Wednesday, November 4, 2015

File this under "American Silliness": The DOE is now in the high school girl's shower


American Thinker  "For more than two decades Americans have become desensitized to the arrogance, hubris and general incompetence of Washington insiders. Each succeeding administration has seemingly tried to outdo the previous administration in outrageous conduct, whether it be in creative tax burdens or reasons for sending young Americans to other countries to fight and die. Every day brings another revelation causing Americans to roll their eyes, shake their heads, and wonder what, if anything, can be done to a government that seems to pay no attention to its citizens whatsoever."
. . .
"The U.S. Department of Education has tried for the last 7 years to implement the Obama administration’s numerous social engineering agendas and failed. It is time to abolish the Department of Education, strip it of the multi-billion-dollar budget, and put the Office of Education in place such as existed before 1979."

Will the NFL boycott Houston for keeping boys out of girls' showers?. . . Now that Houston has rejected a law that would have required schools to let disguised boys shower with young girls in schools (and other places), there is some talk that there may be an economic backlash – notably that the NFL may not hold the Super Bowl in Houston because of it.

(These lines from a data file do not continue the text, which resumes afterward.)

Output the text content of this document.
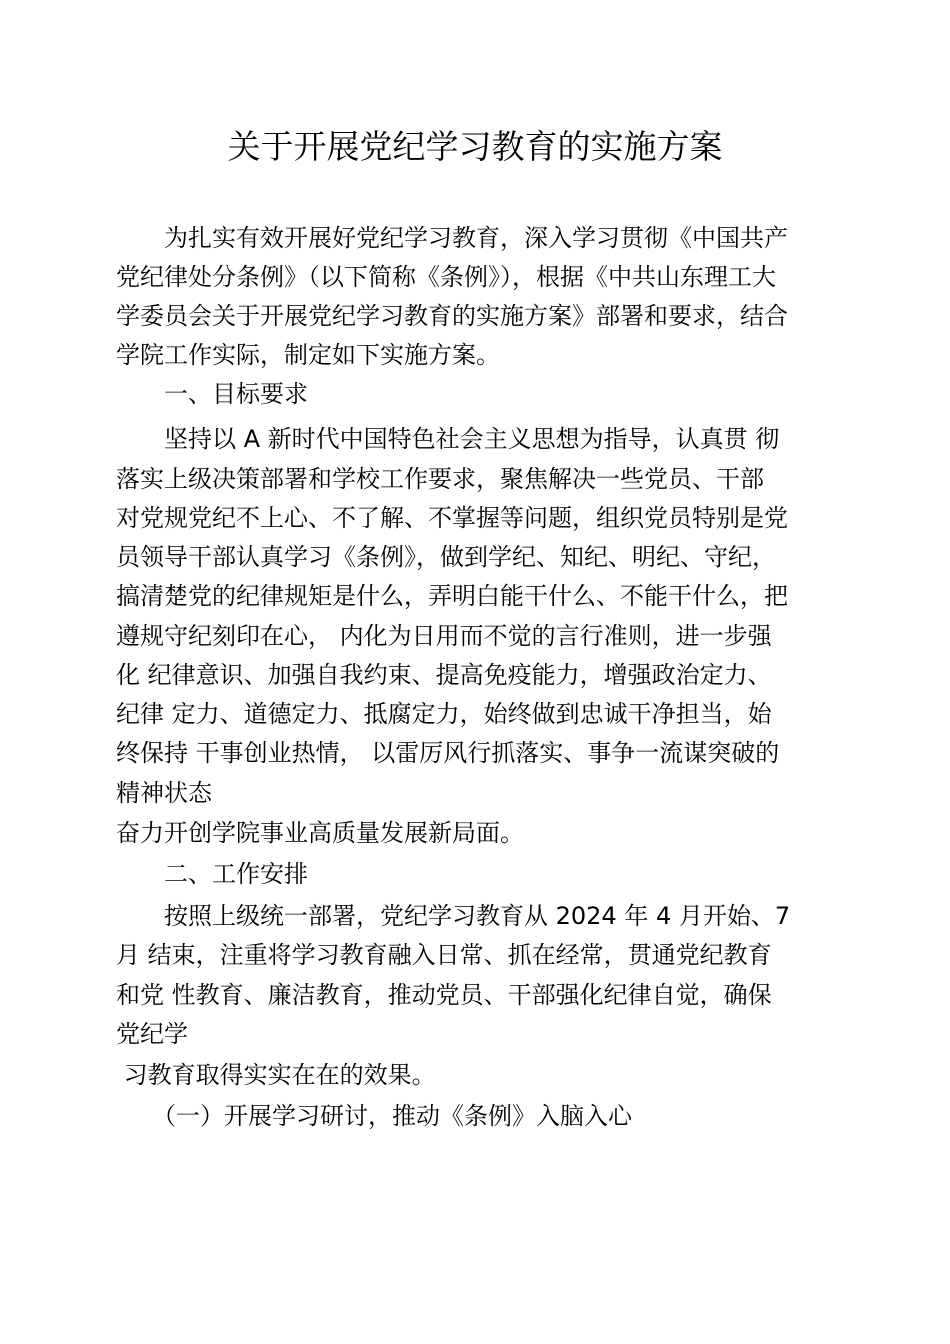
关于开展党纪学习教育的实施方案
　　为扎实有效开展好党纪学习教育，深入学习贯彻《中国共产
党纪律处分条例》（以下简称《条例》），根据《中共山东理工大
学委员会关于开展党纪学习教育的实施方案》部署和要求，结合
学院工作实际，制定如下实施方案。
　　一、目标要求
　　坚持以 A 新时代中国特色社会主义思想为指导，认真贯 彻
落实上级决策部署和学校工作要求，聚焦解决一些党员、干部
对党规党纪不上心、不了解、不掌握等问题，组织党员特别是党
员领导干部认真学习《条例》，做到学纪、知纪、明纪、守纪，
搞清楚党的纪律规矩是什么，弄明白能干什么、不能干什么，把
遵规守纪刻印在心， 内化为日用而不觉的言行准则，进一步强
化 纪律意识、加强自我约束、提高免疫能力，增强政治定力、
纪律 定力、道德定力、抵腐定力，始终做到忠诚干净担当，始
终保持 干事创业热情， 以雷厉风行抓落实、事争一流谋突破的
精神状态
奋力开创学院事业高质量发展新局面。
　　二、工作安排
　　按照上级统一部署，党纪学习教育从 2024 年 4 月开始、7
月 结束，注重将学习教育融入日常、抓在经常，贯通党纪教育
和党 性教育、廉洁教育，推动党员、干部强化纪律自觉，确保
党纪学
习教育取得实实在在的效果。
　　（一）开展学习研讨，推动《条例》入脑入心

From Houston, Signs of How the Democratic Party Is Bound to Fracture   . . . "The liberal white lady du jour is Houston mayor Annise Parker, who has just failed — spectacularly — in her tireless and ruthless campaign to bring Houstonians’ private opinions under political discipline through a so-called civil-rights ordinance that would have made the abolition of penis-bearing persons (we used to call them “men”) from the ladies’ locker room an official offense in the same category of wrongdoing as shoving Rosa Parks to the back of the bus. But the voters in this overwhelmingly non-Anglo city saw things differently: 61 percent of Houston’s largely progressive voters opposed the Houston Equal Rights Ordinance (HERO, naturally). " . . .

The Lesson of Kentucky and Houston: Social-Justice Bullies Lose  , , , "And it was bullying that Houston citizens recognized all too well. One year ago, the activist, lesbian mayor of Houston subpoenaed the sermons and other communications of five pastors — men who opposed the city’s expansive nondiscrimination ordinance. The subpoenas weren’t limited to sermons about the so-called HERO act; they demanded “emails, instant messages, and text messages” on “equal rights, civil rights, homosexuality, or gender identity.” Houston had launched a direct attack on religious freedom."